When you bought at $1, the company might be making 10 cents per share (PE 10). 3 years later, the business grows and it might be making 30 cents now. The PE is still 10! So why do you need to be so worry about your $1 investment that now become $3? The value of the company has increase the same time when the price of your stock increase. Both has increased equally in this scenario.
REPEAT -> Compare the current price to the earning, not your buying price or historical price!
Let’s make it more interesting. Instead of making 30 cents per share, the company is now making 60 cents! The PE is now 5! It is actually cheaper at $3 now when it was $1! Why? Because when you bought it, you were paying $1 for $0.10 (PE 10). If you buy it now, you are paying $3 for $0.60 or $1 for $0.20 (PE 5)! You are getting a bargain here.
Why the heck do you need to sell it if you can see the correct picture here? If you have money, you should actually BUY MORE! If you are comparing to your $1 entry price, you will think that I am crazy if I ask you to buy more. But after you know you need to compare the price to earning (the right thing) instead of your buying price (the wrong thing), BUY MORE make a lot of sense now!
Let’s stuck more knowledge into your brain.
A stock that is selling at ALL TIME HIGH doesn’t mean it is expensive. A stock that is selling at ALL TIME LOW doesn’t mean it is cheap. When you are using the word ‘ALL TIME’ you are comparing it with the historical prices. Mistake. A company that is selling at ALL TIME HIGH might also have Earnings at RECORD HIGH so it justify the price. In our previous example when the stock is selling for all time high of $3 but is making a record earning of $0.60 per share, it has actually become cheaper (not more expensive!).
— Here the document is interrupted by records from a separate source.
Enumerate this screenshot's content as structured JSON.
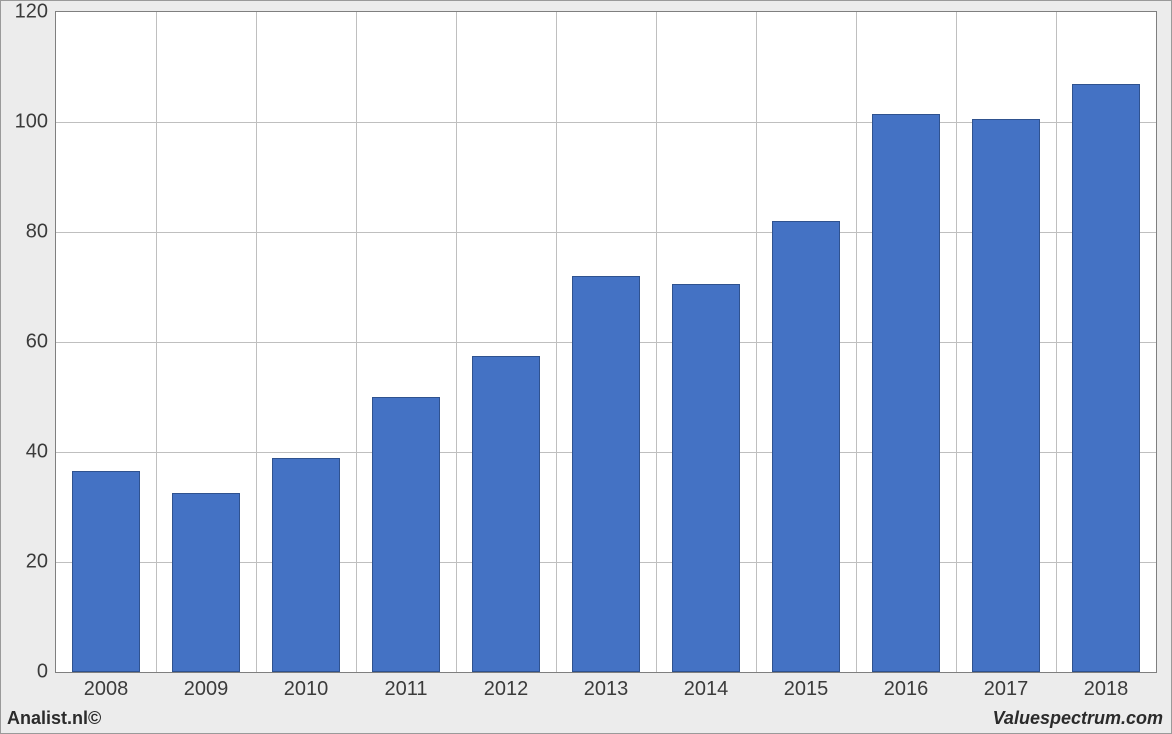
{
  "chart": {
    "type": "bar",
    "categories": [
      "2008",
      "2009",
      "2010",
      "2011",
      "2012",
      "2013",
      "2014",
      "2015",
      "2016",
      "2017",
      "2018"
    ],
    "values": [
      36.5,
      32.5,
      39,
      50,
      57.5,
      72,
      70.5,
      82,
      101.5,
      100.5,
      107
    ],
    "bar_color": "#4472c4",
    "bar_border_color": "#2f528f",
    "bar_width_ratio": 0.68,
    "ylim": [
      0,
      120
    ],
    "ytick_step": 20,
    "y_ticks": [
      "0",
      "20",
      "40",
      "60",
      "80",
      "100",
      "120"
    ],
    "background_color": "#ffffff",
    "frame_background": "#ececec",
    "grid_color": "#bfbfbf",
    "axis_border_color": "#7f7f7f",
    "tick_fontsize": 20,
    "tick_color": "#3b3b3b"
  },
  "footer": {
    "left": "Analist.nl©",
    "right": "Valuespectrum.com"
  }
}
Understanding this let you know that buying at all time high is not stupid and is not risky (given that you have do your homework). It also prevents you from jumping into a sinking Titanic when it is all time low (MEGAN!). Remember, all time high doesn’t mean it is expensive. All time low doesn’t mean it is cheap. You need to compare it to the underlying value, not the historical price (also known as the chart!).
So the answer to the question. “If You Buy a Stock at $1 and It Rises To $3, What Do You Do? Sell? Hold? Buy More?!” should be very clear to you now. What price you buy, has nothing to do with your decision. It is the current earnings and future earnings that are the primary factor to consider.
I think this is a very important thing to know if you want to invest in the stock market. If you know this, I assured you that you are already better than 80% of other investors (They should be called speculators). Uncle aunties who didn’t know this is acceptable. But there are a lot of educated people who work as knowledge workers who didn’t know this at all! That is very disappointed.
Knowing the idea of PE is a good start to your investing journey. But don’t expect it is that simple. What I have explained here is an extremely simplified version. There are still a lot of things that you need to know. For example, if the E of the PE is fake, PE is meaningless. For example, Megan has a PE of 2 when it is selling at $0.60. But later they find out the E is fake. There is no E! It is negative! You can’t even get a PE from a negative E. The same goes to Tranmil that has a fake E. PE become meaningless.
(Megan was selling for only $0.60 for a long time, it is so cheap because PE is only 2! But it ends up that the E is actually fake! Hokkien will say, “Jia Lat Lor!”)
There are a lot more. For example, a construction company can make a lot of money when doing a big project such as building the KLIA. The company can make nothing after that. So the E can be very big when they are working on the project but 0 when the project is over. PE become unreliable if the future is unclear.
As a conclusion, comparing the current price with your buying price or historical price is wrong because businesses do change with time. Current earnings and the future earnings are what you need to compare it with.
This is oversimplified explanation but still serve as a good standing point. The current averaged PE for all the KLSE stocks is around 17.